Occasionally, an article will be so enticing that my brain simply must absorb
the information, which is never really relevant to the basic question of my
life, "To be or not to be," a phrase coined by Shakespeare that eerily
resembles a classic Zen koan.
Haste invites mistakes and in a rush to absorb, the
following headline, "The Escaped Inmates From Iraq Fuel Syrian
Insurgency" was misread. My first thought was that the Times was reporting
on some escapees from a state penitentiary, and that this
illustrious newspaper should not make a headline out of an irrelevant story for
the world stage.
Luckily, the real words sank in a few seconds later and
provoked a desire to actually read the article. The historical twists and turns
of Sunnis and Shiites, not to speak of Western meddling, has made a catastrophic, twisted, insane, unfathomable mess of that region of the world, although there exist other such hell holes on diverse continents as well.

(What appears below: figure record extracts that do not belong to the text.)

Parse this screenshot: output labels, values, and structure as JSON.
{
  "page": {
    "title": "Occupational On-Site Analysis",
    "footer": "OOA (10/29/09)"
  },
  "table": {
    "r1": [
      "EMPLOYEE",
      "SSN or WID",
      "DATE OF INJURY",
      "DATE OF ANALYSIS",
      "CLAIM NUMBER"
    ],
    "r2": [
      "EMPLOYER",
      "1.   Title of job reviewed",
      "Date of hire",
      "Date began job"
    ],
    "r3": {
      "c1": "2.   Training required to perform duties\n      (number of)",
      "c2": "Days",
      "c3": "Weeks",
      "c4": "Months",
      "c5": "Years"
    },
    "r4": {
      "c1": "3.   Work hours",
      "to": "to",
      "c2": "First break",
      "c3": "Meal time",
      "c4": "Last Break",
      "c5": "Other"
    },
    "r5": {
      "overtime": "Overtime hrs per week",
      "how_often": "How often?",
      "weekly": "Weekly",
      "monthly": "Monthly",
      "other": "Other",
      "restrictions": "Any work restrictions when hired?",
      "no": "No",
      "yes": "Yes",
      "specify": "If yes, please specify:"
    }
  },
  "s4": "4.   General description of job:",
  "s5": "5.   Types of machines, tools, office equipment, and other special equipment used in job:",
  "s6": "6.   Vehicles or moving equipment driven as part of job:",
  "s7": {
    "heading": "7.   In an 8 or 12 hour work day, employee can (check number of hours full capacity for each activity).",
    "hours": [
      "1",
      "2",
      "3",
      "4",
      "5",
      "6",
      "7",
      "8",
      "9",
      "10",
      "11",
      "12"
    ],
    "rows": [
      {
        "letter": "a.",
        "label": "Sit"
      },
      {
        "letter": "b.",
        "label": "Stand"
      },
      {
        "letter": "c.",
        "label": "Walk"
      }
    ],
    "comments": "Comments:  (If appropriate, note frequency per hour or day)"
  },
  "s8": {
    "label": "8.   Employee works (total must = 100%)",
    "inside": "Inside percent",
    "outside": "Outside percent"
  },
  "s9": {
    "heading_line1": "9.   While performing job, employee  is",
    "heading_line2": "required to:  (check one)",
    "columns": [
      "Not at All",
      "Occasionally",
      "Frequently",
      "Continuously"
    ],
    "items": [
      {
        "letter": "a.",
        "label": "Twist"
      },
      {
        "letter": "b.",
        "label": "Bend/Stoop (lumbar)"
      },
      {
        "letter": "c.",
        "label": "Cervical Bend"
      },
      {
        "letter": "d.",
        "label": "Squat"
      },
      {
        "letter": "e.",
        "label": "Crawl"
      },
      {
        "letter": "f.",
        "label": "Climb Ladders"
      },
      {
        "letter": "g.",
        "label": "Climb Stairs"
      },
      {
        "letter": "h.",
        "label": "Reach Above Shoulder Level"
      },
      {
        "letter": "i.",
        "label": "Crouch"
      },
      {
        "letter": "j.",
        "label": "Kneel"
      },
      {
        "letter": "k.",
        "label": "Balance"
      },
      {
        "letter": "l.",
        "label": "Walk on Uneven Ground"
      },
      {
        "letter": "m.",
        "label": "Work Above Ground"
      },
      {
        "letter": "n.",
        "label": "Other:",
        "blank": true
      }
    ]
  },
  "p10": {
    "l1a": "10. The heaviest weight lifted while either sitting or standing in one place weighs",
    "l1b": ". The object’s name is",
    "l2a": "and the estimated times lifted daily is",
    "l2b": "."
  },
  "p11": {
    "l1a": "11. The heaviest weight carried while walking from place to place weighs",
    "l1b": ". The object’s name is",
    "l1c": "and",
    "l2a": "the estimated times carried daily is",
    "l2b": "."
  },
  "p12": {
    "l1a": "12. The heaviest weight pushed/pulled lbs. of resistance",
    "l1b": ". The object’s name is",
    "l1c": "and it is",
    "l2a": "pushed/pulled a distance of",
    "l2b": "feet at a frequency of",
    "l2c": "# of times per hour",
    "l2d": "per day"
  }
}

Suffice it to say that it takes a scholar to understand the background and the current turbulence, and it is not the intention of this blogger to pontificate on something she knows little about. But what does concern my little head as I sit in my glorious and peaceful warm garden is the nature of the human mind that allows atrocity to exist.
Never give up, she thinks. Repetition reaps deeper understanding - or brainwashing - depending on the content being repeated. So I repeat to myself, reconciliation is possible. Peace is possible. We just need to keep reminding each other so that one day it wills sink in at the level of global citizenry.